Of course you want to find the right person for your business, and there is no clear way to know how long that will take. But going into a process without an actual hire date in mind leaves too much wiggle room. If we adopt the notion that there might be something better if we just hold out a little longer, there’s no end to the process.
Great candidates can turn into the perfect employee once they’ve been given the chance. You have to ask yourself if you’re willing to lose the great candidates you’ve found for reasons like you might find a better candidate, the manager is busy, no feedback to the candidate. Rather than leaving your timeline open to see if 'one more candidate might turn up', set a hire by date for the role and try to stick as close to that timeframe as possible. Of course the timeline shouldn’t be a reason to hire someone that isn’t right for the role. But timelines are important to help manage a process that could take longer than everyone would like.
Keeping the interview process consistent will ensure it remains efficient. Clearly outline who should meet candidates for a particular role before the process gets started. If your process includes the candidate meeting a long list of people, try scheduling multiple interviews in one day, or even having the candidate meet more than one person at the same time. This isn’t to say that the candidate should only come to the office once. However, many candidates have full time jobs. It’s important that your hiring process is respectful of the candidates’ time constraints. Excessive, long drawn out interview processes that transmits a sense of disorganization leaves a lot to be desired. It’s important to remember that the candidate experience of all the candidates you interview, not just the ones you hire, can have a lasting impact on your future hiring efforts and the company's reputation.

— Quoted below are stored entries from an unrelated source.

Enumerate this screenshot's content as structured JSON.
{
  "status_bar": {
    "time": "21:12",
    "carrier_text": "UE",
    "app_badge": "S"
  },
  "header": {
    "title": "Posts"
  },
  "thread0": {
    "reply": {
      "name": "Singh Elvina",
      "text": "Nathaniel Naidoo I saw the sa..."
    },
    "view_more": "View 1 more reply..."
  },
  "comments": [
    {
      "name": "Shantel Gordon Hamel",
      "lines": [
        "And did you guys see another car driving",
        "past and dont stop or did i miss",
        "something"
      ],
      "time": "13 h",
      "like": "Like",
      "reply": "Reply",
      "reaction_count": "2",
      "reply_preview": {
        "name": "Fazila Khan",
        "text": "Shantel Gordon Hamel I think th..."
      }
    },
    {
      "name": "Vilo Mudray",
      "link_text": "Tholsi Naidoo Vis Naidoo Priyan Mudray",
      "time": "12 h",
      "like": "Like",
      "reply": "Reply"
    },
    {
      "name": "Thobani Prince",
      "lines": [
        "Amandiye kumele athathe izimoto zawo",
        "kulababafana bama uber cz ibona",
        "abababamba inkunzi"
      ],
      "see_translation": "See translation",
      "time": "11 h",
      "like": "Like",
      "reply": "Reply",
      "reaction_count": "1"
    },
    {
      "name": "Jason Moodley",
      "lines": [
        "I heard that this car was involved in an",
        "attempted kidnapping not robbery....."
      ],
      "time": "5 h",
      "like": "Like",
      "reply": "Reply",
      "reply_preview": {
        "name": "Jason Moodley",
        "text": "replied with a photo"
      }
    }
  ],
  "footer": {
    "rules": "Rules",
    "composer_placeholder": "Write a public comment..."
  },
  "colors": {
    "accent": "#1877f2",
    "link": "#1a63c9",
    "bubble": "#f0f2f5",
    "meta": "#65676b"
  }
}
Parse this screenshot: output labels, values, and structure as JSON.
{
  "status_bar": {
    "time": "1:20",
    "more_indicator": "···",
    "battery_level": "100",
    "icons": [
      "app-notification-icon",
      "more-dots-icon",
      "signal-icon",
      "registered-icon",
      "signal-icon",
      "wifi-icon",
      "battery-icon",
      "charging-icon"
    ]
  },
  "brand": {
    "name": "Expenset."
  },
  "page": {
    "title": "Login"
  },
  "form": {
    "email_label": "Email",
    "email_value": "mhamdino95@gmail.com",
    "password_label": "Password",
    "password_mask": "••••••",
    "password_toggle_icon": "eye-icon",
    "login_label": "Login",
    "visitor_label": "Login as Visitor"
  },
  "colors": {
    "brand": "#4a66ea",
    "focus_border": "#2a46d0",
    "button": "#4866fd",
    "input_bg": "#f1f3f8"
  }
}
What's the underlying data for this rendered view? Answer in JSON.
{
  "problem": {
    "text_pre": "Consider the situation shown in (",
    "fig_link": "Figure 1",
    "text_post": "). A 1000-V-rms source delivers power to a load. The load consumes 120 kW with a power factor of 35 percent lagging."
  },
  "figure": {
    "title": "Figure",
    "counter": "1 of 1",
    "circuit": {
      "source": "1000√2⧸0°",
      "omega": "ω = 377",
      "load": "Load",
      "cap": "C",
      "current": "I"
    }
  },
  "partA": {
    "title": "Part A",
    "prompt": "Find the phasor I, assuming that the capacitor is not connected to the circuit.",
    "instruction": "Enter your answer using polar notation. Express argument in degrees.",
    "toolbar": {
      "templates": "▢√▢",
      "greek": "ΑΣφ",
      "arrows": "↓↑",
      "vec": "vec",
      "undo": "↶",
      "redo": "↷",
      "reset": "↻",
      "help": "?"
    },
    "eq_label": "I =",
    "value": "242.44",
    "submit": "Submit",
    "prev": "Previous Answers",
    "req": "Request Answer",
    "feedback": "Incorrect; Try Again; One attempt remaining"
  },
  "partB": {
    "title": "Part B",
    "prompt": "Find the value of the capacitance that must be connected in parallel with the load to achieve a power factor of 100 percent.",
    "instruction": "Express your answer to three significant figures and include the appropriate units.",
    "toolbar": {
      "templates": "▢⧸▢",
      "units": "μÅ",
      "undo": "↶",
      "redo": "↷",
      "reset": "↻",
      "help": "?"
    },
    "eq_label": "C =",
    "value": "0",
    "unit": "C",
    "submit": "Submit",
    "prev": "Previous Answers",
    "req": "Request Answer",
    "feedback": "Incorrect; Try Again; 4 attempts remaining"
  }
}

With so many applicants at various stages of the interview process and with multiple jobs to fill at times, following up with candidates can easily take a great deal of a HR Managers/Hiring Managers/Recruiter’s time. Clear communication of your timeline, hiring process and expectations of next steps are however essential to managing the candidate experience. It’s important to put yourself in the shoes of the candidate. Not knowing if you’re moving forward in the process, if you’re no longer in the running or are just in a holding pattern until an executive comes back from vacation can cause unnecessary angst in even the most confident job seeker. Your company’s hiring process doesn’t need to serve as a stressor for your candidates. If it’s going to be a few weeks before you move forward with next steps, let them know. The silence on your end can be interpreted as a lack of interest or unprofessionalism and actually motivate the candidate to consider other options more seriously. Why give them the opportunity to fall in love with another company before it’s time? When you and the candidate are on the same page, everyone feels better about the whole process.